President Obama said Democrats are running away from his healthcare bill because of the millions spent by outside groups to negatively frame his signature legislative accomplishment.

Obama said advertisements and campaigns against his health reform law have made it "very difficult" for Democrats who had supported the legislation in Congress to campaign in support of it this fall.

"I think that you've seen a couple hundred million dollars of negative TV ads that make it very difficult to do so," Obama told radio host Michael Smerconish when asked about many congressional Democrats' efforts to distance themselves from the legislation.

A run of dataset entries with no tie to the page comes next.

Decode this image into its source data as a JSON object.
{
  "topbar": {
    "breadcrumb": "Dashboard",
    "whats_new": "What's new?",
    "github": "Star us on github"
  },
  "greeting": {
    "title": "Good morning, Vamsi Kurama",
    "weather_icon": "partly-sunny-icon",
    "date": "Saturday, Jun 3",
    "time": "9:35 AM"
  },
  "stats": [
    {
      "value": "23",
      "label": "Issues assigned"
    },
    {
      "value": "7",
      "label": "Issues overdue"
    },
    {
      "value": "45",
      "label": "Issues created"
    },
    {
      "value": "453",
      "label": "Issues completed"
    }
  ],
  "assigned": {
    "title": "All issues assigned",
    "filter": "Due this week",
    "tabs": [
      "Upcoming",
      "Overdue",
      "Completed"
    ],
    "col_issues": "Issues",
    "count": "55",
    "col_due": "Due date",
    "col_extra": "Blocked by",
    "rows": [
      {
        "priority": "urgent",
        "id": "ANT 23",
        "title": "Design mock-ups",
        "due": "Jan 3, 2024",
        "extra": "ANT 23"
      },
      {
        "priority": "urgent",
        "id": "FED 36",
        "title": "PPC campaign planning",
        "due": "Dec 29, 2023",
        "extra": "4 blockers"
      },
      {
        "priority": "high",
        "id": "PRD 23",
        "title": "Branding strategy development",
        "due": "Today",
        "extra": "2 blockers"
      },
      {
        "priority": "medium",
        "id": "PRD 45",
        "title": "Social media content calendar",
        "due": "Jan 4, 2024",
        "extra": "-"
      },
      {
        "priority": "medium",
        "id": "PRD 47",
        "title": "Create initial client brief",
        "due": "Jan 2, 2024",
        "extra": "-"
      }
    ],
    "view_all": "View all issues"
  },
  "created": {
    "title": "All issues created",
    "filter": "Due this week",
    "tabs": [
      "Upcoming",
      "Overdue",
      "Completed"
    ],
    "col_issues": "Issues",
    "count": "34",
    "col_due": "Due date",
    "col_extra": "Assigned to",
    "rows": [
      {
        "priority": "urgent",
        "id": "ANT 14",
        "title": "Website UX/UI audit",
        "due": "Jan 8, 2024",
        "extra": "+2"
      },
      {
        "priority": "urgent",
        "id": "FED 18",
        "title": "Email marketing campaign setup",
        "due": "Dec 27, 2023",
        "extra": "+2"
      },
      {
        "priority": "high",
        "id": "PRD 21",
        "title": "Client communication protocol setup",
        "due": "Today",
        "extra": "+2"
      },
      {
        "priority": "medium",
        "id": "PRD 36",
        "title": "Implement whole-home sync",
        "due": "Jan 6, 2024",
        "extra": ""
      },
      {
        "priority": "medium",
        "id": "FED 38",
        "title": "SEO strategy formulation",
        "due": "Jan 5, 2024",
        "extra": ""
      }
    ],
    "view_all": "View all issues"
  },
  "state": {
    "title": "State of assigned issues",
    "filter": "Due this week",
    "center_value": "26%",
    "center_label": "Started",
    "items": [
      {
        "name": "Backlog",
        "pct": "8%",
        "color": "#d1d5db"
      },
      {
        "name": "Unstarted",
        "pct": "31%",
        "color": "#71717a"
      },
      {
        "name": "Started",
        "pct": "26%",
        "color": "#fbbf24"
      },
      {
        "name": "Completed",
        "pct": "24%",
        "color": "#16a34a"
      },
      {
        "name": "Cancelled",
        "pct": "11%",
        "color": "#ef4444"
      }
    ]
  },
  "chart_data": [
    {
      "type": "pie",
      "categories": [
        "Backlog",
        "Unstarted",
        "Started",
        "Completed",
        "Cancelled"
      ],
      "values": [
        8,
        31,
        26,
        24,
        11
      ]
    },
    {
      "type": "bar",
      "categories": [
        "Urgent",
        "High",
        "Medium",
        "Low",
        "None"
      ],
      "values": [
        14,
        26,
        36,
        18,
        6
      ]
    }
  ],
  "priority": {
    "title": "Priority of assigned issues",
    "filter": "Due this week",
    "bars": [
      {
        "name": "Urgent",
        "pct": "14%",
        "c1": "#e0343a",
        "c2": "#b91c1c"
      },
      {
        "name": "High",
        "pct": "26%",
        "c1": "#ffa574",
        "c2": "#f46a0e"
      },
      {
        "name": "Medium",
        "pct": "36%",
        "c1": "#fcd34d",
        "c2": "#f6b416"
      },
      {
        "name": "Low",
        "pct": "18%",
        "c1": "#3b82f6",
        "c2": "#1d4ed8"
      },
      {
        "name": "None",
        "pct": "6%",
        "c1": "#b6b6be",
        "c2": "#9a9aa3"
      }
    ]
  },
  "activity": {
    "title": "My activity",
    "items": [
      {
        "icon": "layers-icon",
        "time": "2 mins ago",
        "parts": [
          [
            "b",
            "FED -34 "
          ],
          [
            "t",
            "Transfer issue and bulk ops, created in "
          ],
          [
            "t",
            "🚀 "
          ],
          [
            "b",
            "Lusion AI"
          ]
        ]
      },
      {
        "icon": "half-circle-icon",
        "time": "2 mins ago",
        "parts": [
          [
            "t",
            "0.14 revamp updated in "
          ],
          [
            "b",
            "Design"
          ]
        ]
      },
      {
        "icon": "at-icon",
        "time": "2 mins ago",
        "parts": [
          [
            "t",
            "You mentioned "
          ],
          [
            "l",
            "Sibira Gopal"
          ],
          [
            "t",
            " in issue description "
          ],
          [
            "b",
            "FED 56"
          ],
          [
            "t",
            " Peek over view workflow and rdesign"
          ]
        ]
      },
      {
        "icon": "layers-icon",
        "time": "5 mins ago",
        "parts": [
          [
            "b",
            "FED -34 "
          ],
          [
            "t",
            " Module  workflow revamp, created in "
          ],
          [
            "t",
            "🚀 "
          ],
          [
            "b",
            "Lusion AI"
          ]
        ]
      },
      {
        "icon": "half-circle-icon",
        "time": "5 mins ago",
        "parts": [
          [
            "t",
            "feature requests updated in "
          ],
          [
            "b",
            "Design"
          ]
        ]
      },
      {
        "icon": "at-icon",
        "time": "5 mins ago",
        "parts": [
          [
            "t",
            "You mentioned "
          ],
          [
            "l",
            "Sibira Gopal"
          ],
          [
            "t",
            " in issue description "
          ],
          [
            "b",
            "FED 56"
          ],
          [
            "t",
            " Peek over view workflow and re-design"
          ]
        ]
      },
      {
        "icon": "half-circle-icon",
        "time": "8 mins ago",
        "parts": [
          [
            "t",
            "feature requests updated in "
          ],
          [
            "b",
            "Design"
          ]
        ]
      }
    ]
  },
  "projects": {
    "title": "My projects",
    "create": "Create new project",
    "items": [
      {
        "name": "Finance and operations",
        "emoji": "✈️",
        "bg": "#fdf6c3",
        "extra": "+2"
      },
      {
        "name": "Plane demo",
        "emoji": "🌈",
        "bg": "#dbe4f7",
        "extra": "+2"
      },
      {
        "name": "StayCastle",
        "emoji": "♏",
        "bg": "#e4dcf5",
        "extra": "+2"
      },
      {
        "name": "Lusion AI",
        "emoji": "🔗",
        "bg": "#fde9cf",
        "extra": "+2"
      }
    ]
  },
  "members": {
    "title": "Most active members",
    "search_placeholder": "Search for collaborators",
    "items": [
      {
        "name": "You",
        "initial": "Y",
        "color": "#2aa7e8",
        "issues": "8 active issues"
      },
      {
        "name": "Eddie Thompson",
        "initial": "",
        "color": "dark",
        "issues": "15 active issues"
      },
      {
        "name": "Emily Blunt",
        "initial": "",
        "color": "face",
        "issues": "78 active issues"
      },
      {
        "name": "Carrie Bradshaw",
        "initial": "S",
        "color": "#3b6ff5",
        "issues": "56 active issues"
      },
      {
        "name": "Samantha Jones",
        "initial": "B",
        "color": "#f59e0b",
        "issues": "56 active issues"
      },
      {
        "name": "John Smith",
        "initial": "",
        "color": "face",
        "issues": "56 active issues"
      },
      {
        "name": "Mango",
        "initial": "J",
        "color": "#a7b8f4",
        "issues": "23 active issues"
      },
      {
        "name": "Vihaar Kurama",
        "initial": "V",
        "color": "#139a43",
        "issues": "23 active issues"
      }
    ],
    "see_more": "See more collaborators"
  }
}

The new health reform law has been a political albatross for many Democrats facing tough reelection challenges. Polls show that a not-insignificant number of voters would like to repeal the law in part or in whole.

Reps. Gene Taylor (D-Miss.) and Bobby Bright (D-Ala.) have joined with Republicans in demanding the law's repeal, and West Virginia Gov. Joe Manchin (D), who's campaigning for Senate, has said the law should be repealed if it can't be fixed.

The president blamed "misinformation" during the congressional debate over healthcare for having negatively cast the reforms, misinformation that Obama said had carried over through present day.

But Obama expressed confidence that, as the reforms in the bill gradually go into effect, the public's negative opinion of the legislation would fade.

"I think it's going to be very important, as these things get online," he said, "a lot of this is going to go away."

The healthcare bill has contributed to some of Democrats' difficulties on the campaign trail, and polls show the president's party at risk of losing control of the House on Nov. 2.

Obama said, though, he still thought it was "very close" in the lower chamber, suggesting Democrats might stave off the kinds of losses that would allow Republicans to control the House.